Iris wilsonii will tolerate temperatures of up to – 15 degrees C. But may survive lower if protected or well mulched in winter.
It is hardy to USDA Zone 6–8, and Zone H2 (which means Hardy to -15 to-20oC (5 to -4oF ), in Europe.

It prefers soils with a ph level of 5.5 to 7 (acidic to neutral) and more moisture tolerant. It prefers to have moisture especially during the Autumn. Although they like wet soils, but if the rhizome and roots are exposed to constant moisture (all year), it is likely to suffer from fungal infections.

They also prefer soils enriched with humus or peat.

They are also tolerant of windy conditions, except just after being planted.

They prefer positions in full sun, but can tolerate partial shade. They produce less flowers in shaded positions.

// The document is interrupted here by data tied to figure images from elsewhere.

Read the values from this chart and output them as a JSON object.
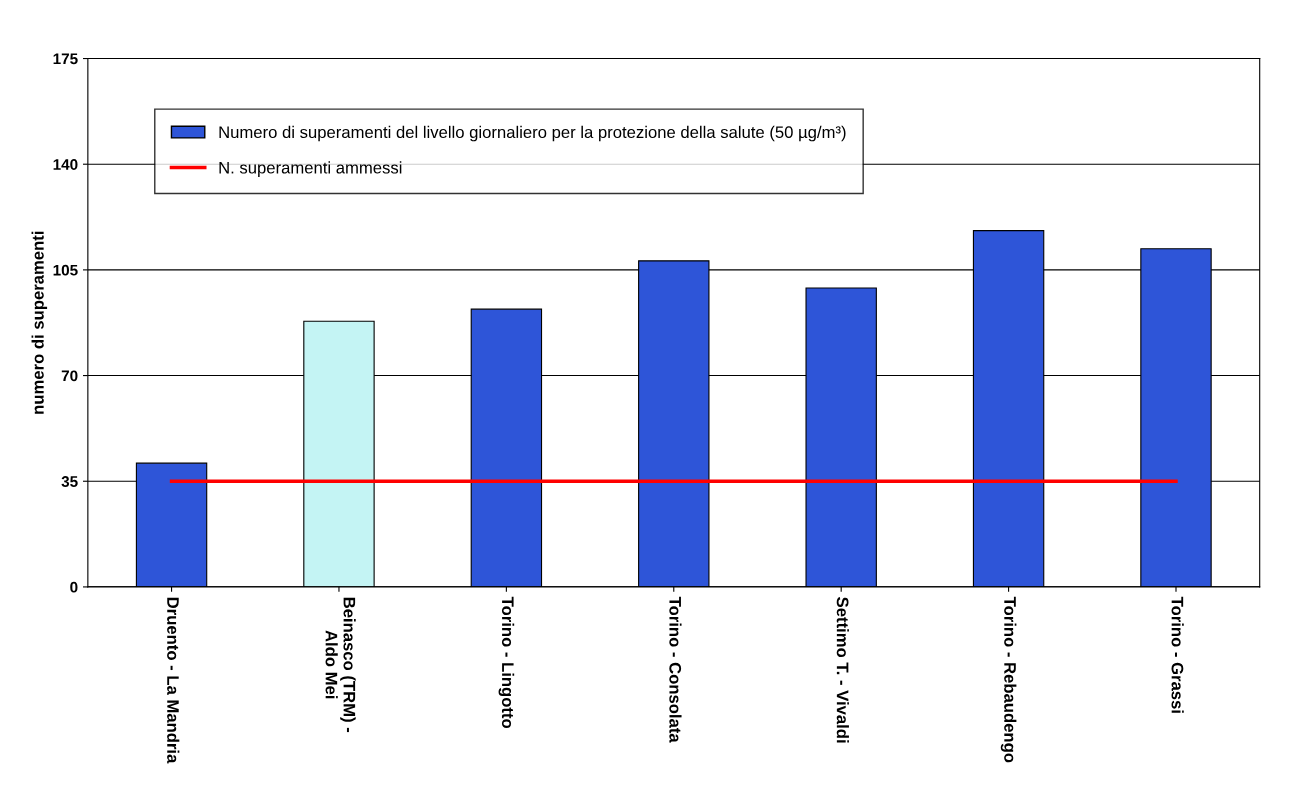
{
  "chart_data": {
    "type": "bar",
    "ylabel": "numero di superamenti",
    "categories": [
      "Druento - La Mandria",
      "Beinasco (TRM) -\nAldo Mei",
      "Torino - Lingotto",
      "Torino - Consolata",
      "Settimo T. - Vivaldi",
      "Torino - Rebaudengo",
      "Torino - Grassi"
    ],
    "series": [
      {
        "name": "Numero di superamenti del livello giornaliero per la protezione della salute (50 µg/m³)",
        "color": "#2e55d8",
        "colors": [
          "#2e55d8",
          "#c4f4f4",
          "#2e55d8",
          "#2e55d8",
          "#2e55d8",
          "#2e55d8",
          "#2e55d8"
        ],
        "values": [
          41,
          88,
          92,
          108,
          99,
          118,
          112
        ]
      },
      {
        "name": "N. superamenti ammessi",
        "type": "line",
        "color": "#ff0000",
        "values": [
          35,
          35,
          35,
          35,
          35,
          35,
          35
        ]
      }
    ],
    "ylim": [
      0,
      175
    ],
    "yticks": [
      0,
      35,
      70,
      105,
      140,
      175
    ],
    "grid": "y",
    "legend": "top left",
    "marker": "none",
    "line_style": "solid"
  }
}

They can be mulched with peat or garden compost in spring. They can also be fed in spring with a general fertiliser but it is not essential.

They can be divided after flowering (in early summer) if the clumps become too big and congested, or if the centre of the plant is too old to produce flowers. Also propagation is best carried out by division of the rhizomes.

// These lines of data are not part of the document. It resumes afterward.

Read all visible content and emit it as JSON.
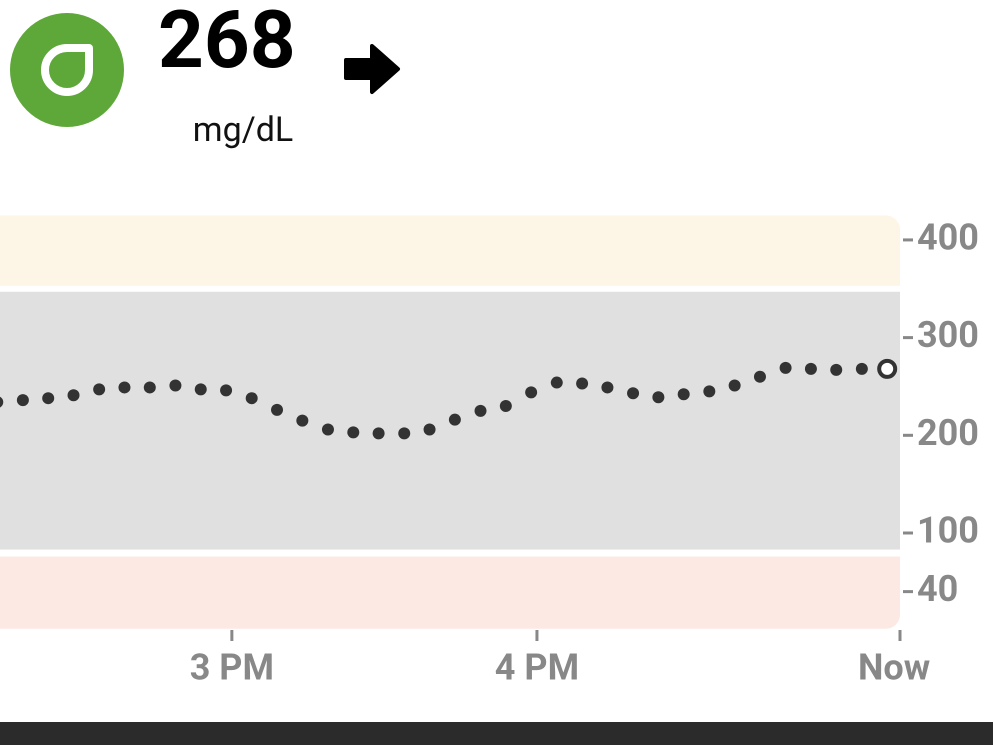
{
  "header": {
    "value": "268",
    "unit": "mg/dL"
  },
  "chart_data": {
    "type": "scatter",
    "x": [
      14.231,
      14.315,
      14.398,
      14.481,
      14.565,
      14.648,
      14.731,
      14.815,
      14.898,
      14.981,
      15.065,
      15.148,
      15.231,
      15.315,
      15.398,
      15.481,
      15.565,
      15.648,
      15.731,
      15.815,
      15.898,
      15.981,
      16.065,
      16.148,
      16.231,
      16.315,
      16.398,
      16.481,
      16.565,
      16.648,
      16.731,
      16.815,
      16.898,
      16.981,
      17.065,
      17.148
    ],
    "values": [
      234,
      236,
      238,
      241,
      247,
      249,
      249,
      251,
      247,
      246,
      238,
      226,
      215,
      206,
      203,
      202,
      202,
      206,
      216,
      225,
      230,
      244,
      254,
      253,
      249,
      243,
      239,
      242,
      245,
      251,
      260,
      269,
      268,
      267,
      268,
      268
    ],
    "color": "#333333",
    "xlim": [
      14.24,
      17.19
    ],
    "xticks": [
      {
        "value": 15,
        "label": "3 PM"
      },
      {
        "value": 16,
        "label": "4 PM"
      },
      {
        "value": 17.19,
        "label": "Now"
      }
    ],
    "ylim": [
      0,
      425
    ],
    "yticks": [
      40,
      100,
      200,
      300,
      400
    ],
    "target_range": [
      80,
      350
    ]
  }
}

They then should be replanted 25 cms) apart and 10 cm deep, into weed free conditions.
New plants can be planted in spring or autumn. But the ground needs to be prepared before planting. New plants need to be well watered during the first season. New plants also take at least 2 years to become established.

They can also be propagated by seed. Once the pods are dry on the plant, break them open to collect seeds. Then direct sow outdoors in fall (or Autumn), or winter sow in vented containers, in a cold frame or unheated greenhouse.

They can be used in gardens, at waterside locations beside pools or streams.

===Hybrids and cultivars===
Most of the irises within the Sibericae series, can readily hybridize with other members of the series, including Iris forrestii.
It is often used within plant breeding to produce a yellow flowers, instead of white or blue forms (common in the sibericae series).

Known Iris wilsonii cultivars include 'Major'.
Iris wilsonii crosses include 'Blue Wilson'; 'Cleeton Moon'; 'Cleeton Starburst'; 'Meta'; and 'Zeta'.

==Toxicity==
Like many other irises, most parts of the plant are poisonous (rhizome and leaves), if mistakenly ingested can cause stomach pains and vomiting. Also handling the plant may cause a skin irritation or an allergic reaction.

==Sources==
- Aldén, B., S. Ryman & M. Hjertson. 2009. Våra kulturväxters namn – ursprung och användning. Formas, Stockholm (Handbook on Swedish cultivated and utility plants, their names and origin).
- Chinese Academy of Sciences. 1959–. Flora reipublicae popularis sinicae.
- Mathew, B. 1981. The Iris. 92.
- Waddick, J. W. & Zhao Yu-tang. 1992. Iris of China.
- Wu Zheng-yi & P. H. Raven et al., (editors). 1994. Flora of China (English edition).